The Civil War opened career opportunities to women serving unofficially in the postal system in small numbers. With the men fighting at the front, women were hired to temporarily fill in the vacancies. They were also employed out of “charity for those whose husbands or sons had been their sole support.”1 Postmaster General Montgomery Blair particularly recognized their extraordinary work throughout the war effort. In 1862, he was the first high official to begin assigning women to the Postal Departmental headquarters operations in Washington, D.C., particularly the Dead Letter Office. Montgomery praised the women for their “fidelity and care, saying they were more faithful in the performance of their duties than the men.”2 Eight female clerks were immediately hired.
The Dead Letter Office employed the highest number of women in the U.S. government. In 1865, women clerks outnumbered the men 38 to 7 in that office. The first woman hired was Mrs. Adeline K. Evans, who worked over 30 years in the office. Her salary of $600 per year,3 was lower than that of men doing equivalent work in the Department. Vinnie Ream, the talented 15-year old who was commissioned by Congress in 1866 to sculpt a life-size statue of President Lincoln, had also worked as a clerk in the Dead Letter Office to support her family. As A.W. Machen addressed in his speech before the National Woman’s Suffrage Convention in 1898, “the Dead Letter Office is largely in the hands of women.”4
Records from the Historian Office at the United States Postal Service showed an increase in the number of female postal clerks in the headquarters office, 16 out of a total of 32, by 1863.5 Women clerks earned from $400 to $700 per year, “on average about 35 percent less than their male counterparts.”6 On September 30, 1863, the number of women clerks had doubled, the highest paid female clerk was Miss O. Jordan at $700 per year. A New York Times article titled “Woman as Government Clerks” from February 18, 1869, discussed the income and labor disparity between the clerks.7 In the Dead Letter Office, men who received higher salaries were responsible for opening the mail, while the mostly female clerks responsible for the detective work of tracking down addressees received lower salaries. A 1869 New York Times editorial arguing for equal pay for women workers remarked sarcastically that female Dead Letter Office clerks were denied the higher paid “mechanical work” of opening letters because “as is said, immoral things are sometimes found in [the mail, and] to see these things would, it is supposed, corrupt the morals of women.8
It was not until 1866 that the Congress-issued Postal Laws and Regulations first mentioned women postal workers. In comparison, the following two laws illustrate the changing expectations of women in the postal system:
In Chapter 1, under the heading “Appointment of Postmasters,” Section 3 states:
“No person can be appointed postmaster who cannot legally execute an official bond, and take the required oath. Minors and married women are, by law, incapable of holding the office of postmaster.”9
Seven years later, the regulations noted that married women could, after all, be potential bond holders. In Chapter 2, under “Appointments,” Section 13 states:
“Minors are, by law, incapable of holding the office of postmaster; but the postal law (Sec. 65) provides that married women may be appointed postmasters, and bonds executed by them, as such officers, are declared to be valid.”10
Federal legislation authorized heads of government departments to appoint female clerks in 1873, which included “equal pay for equal work.”11 According to activist Belva Lockwood, however, federal laws were neither being enforced nor heeded. In 1870, male and female clerks at the Department’s headquarters were still earning different salaries. In class 1, the lowest tier in the Post Office, males earned $1,200 annually, compared to women’s $900 a year.

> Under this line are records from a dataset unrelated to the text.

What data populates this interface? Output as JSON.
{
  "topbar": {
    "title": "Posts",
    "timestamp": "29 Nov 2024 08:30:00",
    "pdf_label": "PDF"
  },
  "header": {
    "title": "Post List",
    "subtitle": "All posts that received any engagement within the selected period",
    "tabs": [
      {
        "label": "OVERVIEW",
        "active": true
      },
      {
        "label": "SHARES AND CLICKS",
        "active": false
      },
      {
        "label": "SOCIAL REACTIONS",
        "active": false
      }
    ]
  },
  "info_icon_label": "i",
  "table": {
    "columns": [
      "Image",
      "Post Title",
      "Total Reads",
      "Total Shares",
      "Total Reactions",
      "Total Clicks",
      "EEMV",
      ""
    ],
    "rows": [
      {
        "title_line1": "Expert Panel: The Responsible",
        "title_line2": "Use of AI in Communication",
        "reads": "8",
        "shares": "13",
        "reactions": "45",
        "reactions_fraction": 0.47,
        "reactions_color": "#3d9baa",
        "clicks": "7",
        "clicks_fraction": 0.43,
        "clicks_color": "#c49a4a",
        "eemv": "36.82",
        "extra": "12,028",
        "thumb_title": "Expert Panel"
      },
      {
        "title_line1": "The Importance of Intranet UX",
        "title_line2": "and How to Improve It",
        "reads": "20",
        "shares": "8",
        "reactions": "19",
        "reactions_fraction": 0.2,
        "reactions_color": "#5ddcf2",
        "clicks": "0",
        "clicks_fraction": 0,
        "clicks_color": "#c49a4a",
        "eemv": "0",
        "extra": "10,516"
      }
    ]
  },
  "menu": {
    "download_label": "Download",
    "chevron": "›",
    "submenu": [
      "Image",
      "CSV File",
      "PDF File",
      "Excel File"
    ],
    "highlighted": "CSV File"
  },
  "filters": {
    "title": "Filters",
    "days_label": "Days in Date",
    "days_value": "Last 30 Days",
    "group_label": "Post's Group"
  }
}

The distinction between male and female postal employees was made very clear in the public space as well. In David Henkin’s The Postal Age, the government had used “architectural attempts to keep the movements of women out of general view.”12 Separate windows and counters were built in post offices to segregate male and female customers as well as male and female clerks. Letter writing, which had become a popular activity for nineteenth-century women, increased the number of women using the mail. Across the nation, federal architects were commissioned to construct separate public spaces for men and women. San Francisco post offices even had a separate counter “established for men collecting letters addressed to women.”13 The ladies-only windows actually had female clerks, who did not appreciate men coming to the window, asking for letters addressed to their “lady friends.”14
As the nineteenth century was coming to an end, women had become more visible in the Post Office Department. The Postal Record in 1895 reported that “feminists and suffragettes demanded that women be allowed to work as letter carriers,” with little result.15 As the suffragist movement was preparing for the national convention where they would draft statutes to allow women to vote, changes were being made in the post office. By 1897, women served in over 165 positions in the Washington, D.C. headquarters building. Postmaster General Heath, continued to express reservations about women in the service: “Rural free delivery should not start from an office over which a female postmaster presides. There is always laxity in supervision and disinclination to report delinquencies.”16 Despite slowly broadening opportunities in the Post Office Department, women were still subjected to strong disapproval and discrimination within the system.